Erdoğan, kanunların doğruluğu kadar kanun uygulayıcıların niteliğinin de adaletin tecellisinde hayati öneme sahip olduğunu vurguladı.
Bu anlayışla yargı teşkilatının insan gücü kalitesini ve donanımını artırmak için bilindiği üzere hakim ve savcı yardımcılığı sistemini getirdiklerini hatırlatan Erdoğan, şu ifadeleri kullandı:
“Yargının tüm kademelerinde toplamda 3 yıl süreyle yardımcı sıfatıyla görev yapacak hakim ve savcılarımız böylece sisteme bütünüyle hakim olacaktır. Bir anlamda ahilik geleneğimizin temelini oluşturan usta-çırak sistemini yargıya da taşıyoruz. Bu yeni sistemi çok yakında fiilen başlatıyoruz. İnşallah, önümüzdeki dönemde devletin başı ve yürütmenin temsilcisi olan Cumhurbaşkanı ile milli iradenin temsilcisi Meclisimizle ve millet adına karar veren yargımızla ülkemizi her alanda daha ileriye götürmeyi sürdüreceğiz. Danıştayımızın da bu çerçevede üstlendiği hayati fonksiyonla Türkiye’nin demokratikleşmesine, büyümesine, gelişmesine katkıda bulunmaya devam edeceğine inanıyorum.”
Erdoğan, İdari Yargı Günü ve Danıştay’ın 154. kuruluş yıl dönümünü tebrik ederek, katılımcılara sevgi ve saygılarını sundu.

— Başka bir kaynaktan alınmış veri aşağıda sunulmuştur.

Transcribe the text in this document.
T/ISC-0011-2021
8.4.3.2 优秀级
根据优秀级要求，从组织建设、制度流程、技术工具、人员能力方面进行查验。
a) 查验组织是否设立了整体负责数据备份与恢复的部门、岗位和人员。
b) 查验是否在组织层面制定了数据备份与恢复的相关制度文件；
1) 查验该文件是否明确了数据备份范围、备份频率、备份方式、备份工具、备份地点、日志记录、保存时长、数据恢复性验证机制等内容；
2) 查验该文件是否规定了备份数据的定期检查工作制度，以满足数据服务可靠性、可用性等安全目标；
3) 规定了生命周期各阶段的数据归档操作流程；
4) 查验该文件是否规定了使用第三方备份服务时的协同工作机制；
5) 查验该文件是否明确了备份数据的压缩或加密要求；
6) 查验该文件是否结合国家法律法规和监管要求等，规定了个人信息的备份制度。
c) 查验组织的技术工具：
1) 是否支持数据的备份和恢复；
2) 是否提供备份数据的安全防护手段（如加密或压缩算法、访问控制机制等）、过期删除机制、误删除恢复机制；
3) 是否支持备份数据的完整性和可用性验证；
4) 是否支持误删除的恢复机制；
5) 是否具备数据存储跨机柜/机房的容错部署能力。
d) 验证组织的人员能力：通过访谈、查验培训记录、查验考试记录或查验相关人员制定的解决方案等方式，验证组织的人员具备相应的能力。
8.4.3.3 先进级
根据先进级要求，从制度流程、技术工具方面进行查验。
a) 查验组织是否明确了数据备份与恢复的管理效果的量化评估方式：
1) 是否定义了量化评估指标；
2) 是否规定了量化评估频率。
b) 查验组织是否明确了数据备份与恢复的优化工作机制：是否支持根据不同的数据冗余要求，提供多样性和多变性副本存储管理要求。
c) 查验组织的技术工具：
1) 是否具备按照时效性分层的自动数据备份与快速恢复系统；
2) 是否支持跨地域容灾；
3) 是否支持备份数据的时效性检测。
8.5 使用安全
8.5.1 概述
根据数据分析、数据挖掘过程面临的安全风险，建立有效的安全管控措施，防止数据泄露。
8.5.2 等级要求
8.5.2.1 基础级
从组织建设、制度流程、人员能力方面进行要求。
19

Danıştay Başkanı Zeki Yiğit’in açılış konuşmasını yaptığı törende, TBMM Başkanı Mustafa Şentop, Anayasa Mahkemesi Başkanı Zühtü Arslan, Yargıtay Başkanı Mehmet Akarca, Adalet Bakanı Bekir Bozdağ, İçişleri Bakanı Süleyman Soylu, Milli Savunma Bakanı Hulusi Akar, AK Parti Genel Başkanvekili Binali Yıldırım, Sayıştay Başkanı Metin Yener, milletvekilleri ve çok sayıda davetli yer aldı.